5. How long did it take you roughly to start seeing results you were looking for in your career?
It was probably about 2 years until I started securing big placements on major label albums and projects. I was 16 when I first opened my studio and 18 when I met Future and made Dirty Sprite. From that point on it’s been a consistent grind. I’ve kept my head down and put in the work necessary to build from there and never allowed myself to get complacent.
6. What are some of the biggest mental tools you can obtain to be successful in entertainment? Why?
Believe in yourself and in your work and always keep in mind the things and people that make you go harder. Don’t let anyone too close to you become a distraction. Sometimes your family or close friends might not get the music or entertainment industry and start looking at you crazy for not going after a regular 9-5 job. And even though the music industry is a tough industry to break into, once you’re in, you’re in if you keep your quality of music up and consistent, so don’t let anyone tell you you can’t or get in your way. Keep your motivation high and stay focused.
7. Can you come up with one habit that could possibly ruin or stall a person’s career? What would that downfall be?
There are so many producers and artists out there, so you have to be someone that people want to work with. If you get a reputation for being unprofessional or having a bad attitude or ego you’re gonna burn bridges and make people not want to deal with you.
8. Maintaining a successful career takes a lot of work and commitment, how much time do you dedicate towards your work?
There’s 24 hours in a day, so I’d say about 24 hours each day.
9. How has social media changed the game for producers?

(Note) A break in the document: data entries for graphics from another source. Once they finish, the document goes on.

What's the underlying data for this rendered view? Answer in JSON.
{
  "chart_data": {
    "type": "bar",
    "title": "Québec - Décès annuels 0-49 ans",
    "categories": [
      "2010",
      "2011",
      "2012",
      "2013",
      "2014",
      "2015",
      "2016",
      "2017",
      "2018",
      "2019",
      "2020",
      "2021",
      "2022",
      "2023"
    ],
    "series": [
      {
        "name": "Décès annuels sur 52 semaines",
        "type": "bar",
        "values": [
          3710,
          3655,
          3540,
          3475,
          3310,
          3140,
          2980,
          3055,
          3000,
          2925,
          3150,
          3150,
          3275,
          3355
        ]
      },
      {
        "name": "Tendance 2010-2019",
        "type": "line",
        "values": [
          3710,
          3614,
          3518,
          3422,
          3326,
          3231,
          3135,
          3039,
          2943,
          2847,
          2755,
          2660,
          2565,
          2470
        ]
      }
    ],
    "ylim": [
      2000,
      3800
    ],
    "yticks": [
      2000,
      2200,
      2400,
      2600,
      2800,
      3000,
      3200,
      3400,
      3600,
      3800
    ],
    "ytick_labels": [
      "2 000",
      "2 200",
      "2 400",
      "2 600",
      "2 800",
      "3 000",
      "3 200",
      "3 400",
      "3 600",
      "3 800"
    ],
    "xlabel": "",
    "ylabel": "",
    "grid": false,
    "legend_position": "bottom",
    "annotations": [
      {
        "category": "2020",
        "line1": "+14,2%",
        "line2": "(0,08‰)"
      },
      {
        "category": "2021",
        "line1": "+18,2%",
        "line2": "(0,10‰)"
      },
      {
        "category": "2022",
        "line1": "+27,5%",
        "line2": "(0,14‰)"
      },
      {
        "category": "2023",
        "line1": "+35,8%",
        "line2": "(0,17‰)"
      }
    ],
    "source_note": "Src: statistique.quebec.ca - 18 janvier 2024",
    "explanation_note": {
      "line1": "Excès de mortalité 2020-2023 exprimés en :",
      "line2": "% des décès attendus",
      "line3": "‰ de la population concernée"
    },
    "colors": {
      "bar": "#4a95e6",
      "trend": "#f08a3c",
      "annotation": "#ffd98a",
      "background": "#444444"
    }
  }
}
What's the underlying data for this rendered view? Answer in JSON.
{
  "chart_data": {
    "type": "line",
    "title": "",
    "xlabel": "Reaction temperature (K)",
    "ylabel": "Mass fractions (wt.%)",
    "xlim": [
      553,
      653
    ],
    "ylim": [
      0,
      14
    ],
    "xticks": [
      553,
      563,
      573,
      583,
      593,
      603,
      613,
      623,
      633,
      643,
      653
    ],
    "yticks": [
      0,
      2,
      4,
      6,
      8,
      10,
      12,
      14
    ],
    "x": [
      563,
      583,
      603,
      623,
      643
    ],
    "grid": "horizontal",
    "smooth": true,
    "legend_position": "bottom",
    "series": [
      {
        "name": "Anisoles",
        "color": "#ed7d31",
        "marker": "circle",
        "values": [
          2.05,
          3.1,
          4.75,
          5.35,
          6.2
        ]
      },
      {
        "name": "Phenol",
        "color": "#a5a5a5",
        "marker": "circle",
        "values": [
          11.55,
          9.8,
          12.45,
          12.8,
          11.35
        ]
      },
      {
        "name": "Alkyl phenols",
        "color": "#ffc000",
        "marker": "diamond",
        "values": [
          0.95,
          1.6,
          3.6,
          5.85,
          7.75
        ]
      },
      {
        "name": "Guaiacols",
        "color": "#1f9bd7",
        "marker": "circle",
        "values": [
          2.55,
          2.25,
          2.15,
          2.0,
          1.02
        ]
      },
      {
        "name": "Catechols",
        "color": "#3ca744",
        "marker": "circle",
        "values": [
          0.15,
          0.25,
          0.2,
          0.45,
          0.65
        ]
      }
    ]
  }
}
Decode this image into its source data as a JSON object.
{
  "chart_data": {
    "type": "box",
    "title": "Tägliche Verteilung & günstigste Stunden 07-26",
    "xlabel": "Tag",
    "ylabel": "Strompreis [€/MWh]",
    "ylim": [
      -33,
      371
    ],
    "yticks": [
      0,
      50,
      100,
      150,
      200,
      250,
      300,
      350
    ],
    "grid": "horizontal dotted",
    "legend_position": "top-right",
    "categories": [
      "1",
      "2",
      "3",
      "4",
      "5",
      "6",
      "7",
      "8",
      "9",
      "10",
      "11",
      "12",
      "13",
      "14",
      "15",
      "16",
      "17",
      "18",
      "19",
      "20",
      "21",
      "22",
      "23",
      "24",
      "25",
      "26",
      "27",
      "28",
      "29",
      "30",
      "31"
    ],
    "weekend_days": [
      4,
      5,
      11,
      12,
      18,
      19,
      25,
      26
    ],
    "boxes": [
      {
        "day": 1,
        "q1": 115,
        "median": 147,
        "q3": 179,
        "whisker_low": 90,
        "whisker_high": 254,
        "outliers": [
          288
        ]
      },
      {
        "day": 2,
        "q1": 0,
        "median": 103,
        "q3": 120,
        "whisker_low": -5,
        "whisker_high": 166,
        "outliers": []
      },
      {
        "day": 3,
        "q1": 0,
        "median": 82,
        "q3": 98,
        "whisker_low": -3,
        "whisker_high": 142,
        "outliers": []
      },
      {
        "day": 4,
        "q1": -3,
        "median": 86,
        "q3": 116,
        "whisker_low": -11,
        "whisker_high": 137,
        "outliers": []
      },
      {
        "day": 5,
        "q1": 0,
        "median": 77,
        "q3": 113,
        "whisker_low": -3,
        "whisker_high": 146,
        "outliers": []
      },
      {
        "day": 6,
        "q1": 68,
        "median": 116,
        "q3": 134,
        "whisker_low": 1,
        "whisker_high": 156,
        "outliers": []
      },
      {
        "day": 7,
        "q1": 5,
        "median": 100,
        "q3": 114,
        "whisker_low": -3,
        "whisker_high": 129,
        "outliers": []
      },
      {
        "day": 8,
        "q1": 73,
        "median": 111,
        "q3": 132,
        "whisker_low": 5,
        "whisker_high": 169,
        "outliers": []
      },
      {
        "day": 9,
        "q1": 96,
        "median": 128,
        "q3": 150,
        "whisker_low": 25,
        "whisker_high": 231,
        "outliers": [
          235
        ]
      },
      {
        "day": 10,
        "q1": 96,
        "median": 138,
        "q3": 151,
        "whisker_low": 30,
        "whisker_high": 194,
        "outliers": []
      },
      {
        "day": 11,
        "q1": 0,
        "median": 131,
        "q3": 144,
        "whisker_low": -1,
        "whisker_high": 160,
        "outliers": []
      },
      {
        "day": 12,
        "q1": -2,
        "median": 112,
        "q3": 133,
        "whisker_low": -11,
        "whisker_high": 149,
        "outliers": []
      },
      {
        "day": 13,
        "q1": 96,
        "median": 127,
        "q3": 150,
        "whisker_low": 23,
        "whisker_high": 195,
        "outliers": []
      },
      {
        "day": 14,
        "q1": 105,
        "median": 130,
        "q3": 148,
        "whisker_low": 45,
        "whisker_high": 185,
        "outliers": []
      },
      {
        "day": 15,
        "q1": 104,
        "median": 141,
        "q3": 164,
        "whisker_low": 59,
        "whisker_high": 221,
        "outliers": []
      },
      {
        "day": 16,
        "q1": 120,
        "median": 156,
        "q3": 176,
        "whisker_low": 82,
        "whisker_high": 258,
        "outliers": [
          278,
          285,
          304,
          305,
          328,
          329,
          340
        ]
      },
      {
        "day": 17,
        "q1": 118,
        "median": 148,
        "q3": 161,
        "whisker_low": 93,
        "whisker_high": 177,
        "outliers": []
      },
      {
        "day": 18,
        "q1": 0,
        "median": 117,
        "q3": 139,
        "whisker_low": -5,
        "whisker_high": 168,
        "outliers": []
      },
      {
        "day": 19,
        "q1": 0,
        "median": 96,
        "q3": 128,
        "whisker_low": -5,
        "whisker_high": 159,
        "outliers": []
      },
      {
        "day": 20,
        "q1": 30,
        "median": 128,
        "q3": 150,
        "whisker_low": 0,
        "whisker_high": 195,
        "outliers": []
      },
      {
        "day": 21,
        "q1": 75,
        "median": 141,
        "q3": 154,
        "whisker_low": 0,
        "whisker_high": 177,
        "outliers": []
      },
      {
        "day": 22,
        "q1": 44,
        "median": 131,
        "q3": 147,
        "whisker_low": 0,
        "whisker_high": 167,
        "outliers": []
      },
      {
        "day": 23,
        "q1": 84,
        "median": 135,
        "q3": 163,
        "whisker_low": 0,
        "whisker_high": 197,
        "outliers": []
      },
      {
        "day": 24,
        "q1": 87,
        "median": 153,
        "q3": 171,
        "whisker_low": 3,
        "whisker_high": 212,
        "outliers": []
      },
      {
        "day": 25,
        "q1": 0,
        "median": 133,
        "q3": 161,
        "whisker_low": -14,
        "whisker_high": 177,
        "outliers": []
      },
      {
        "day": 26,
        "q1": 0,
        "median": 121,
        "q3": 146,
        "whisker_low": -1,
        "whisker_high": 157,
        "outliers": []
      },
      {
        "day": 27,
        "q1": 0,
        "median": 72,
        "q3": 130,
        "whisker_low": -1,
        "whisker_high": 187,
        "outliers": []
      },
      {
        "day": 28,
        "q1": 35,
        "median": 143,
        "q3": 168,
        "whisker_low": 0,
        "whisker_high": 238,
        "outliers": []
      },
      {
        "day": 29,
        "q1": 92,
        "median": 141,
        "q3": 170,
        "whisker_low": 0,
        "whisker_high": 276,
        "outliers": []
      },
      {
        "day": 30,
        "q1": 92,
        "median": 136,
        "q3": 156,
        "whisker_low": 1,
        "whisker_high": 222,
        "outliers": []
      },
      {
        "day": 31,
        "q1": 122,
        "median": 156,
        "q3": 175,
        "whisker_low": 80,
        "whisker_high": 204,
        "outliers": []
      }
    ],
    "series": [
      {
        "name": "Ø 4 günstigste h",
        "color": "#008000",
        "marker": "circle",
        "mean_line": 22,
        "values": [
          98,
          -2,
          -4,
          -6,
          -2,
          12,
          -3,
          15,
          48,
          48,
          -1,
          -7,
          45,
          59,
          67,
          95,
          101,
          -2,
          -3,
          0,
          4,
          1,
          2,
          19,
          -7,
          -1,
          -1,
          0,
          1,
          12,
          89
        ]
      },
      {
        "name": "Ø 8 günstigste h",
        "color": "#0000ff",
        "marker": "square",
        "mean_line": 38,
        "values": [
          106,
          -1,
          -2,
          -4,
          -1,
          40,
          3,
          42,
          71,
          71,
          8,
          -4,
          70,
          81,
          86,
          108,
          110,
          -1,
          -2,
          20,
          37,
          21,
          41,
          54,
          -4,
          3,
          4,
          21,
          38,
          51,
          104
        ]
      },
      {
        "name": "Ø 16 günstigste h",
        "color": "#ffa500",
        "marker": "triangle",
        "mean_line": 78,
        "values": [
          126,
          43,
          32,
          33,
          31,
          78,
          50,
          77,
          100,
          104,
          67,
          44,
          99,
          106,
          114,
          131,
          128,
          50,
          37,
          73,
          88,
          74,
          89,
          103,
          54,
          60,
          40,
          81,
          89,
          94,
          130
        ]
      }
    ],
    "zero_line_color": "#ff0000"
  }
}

There are pros and cons to social media. The good side is that you can get more exposure and reach people all over the world. Social media is helpful when you’re building your brand and trying to engage with your fans and followers.

The downside to social media is that it makes it harder for upcoming producers to standout. Also, you have “beatmakers” — not producers, who put beats for sale online for $1 or something crazy like that. That honestly ruins the game because it waters down the industry. Plus, you see a bunch of copycat producers who attempt to knock off your sound and style and sell those beats for less money, which affects your brand if you’re the one being copied. If an artist can’t get to me, they may go to another producer who will try to make a beat similar.

10. Can you give us 3 tips on ways producers can utilize social media for marketing?

  1. Engage more with fans — the live features on IG and Facebook are great for that
  2. Specialized content — you can give your fans and followers and inside look on how you made a certain a beat, and even drop exclusive music
  3. Sponsor ads to reach a larger audience and run commercials when dropping a new record or to reach artists who are looking for producers

11. Before social media was a big deal, how were you connecting with potential clients and other people in the industry?

Before social media I relied on word of mouth, networking and hitting the streets to meet local artists in Atlanta. At the time when I was coming up, everybody would come to my house studio because it was before house studios were the wave and everyone had one. My studio “Will’s House” became real home for people who were coming in and out all the time, talking about personal stuff and building together.

12. What are two pieces of advice you would give to an artist breaking in the music industry?

  1. Create your own wave. Don’t ride anybody else’s.
  2. Stay consistent


Recently, Rich Homie Quan dropped his first studio album, Rich As In Spirit, and I produced a track on that project, “Bossman.” Also, this past Friday, both DJ Esco and Lil Durk dropped projects with records produced by me. I produced “Warzone” featuring Future on Esco’s Kolorblind album, and the hot single off of Durk’s project (Just Cause Yall Waited) titled “How I Know” featuring Lil Baby. Next month get ready for some bangers on Gucci Mane’s album that I produced, also.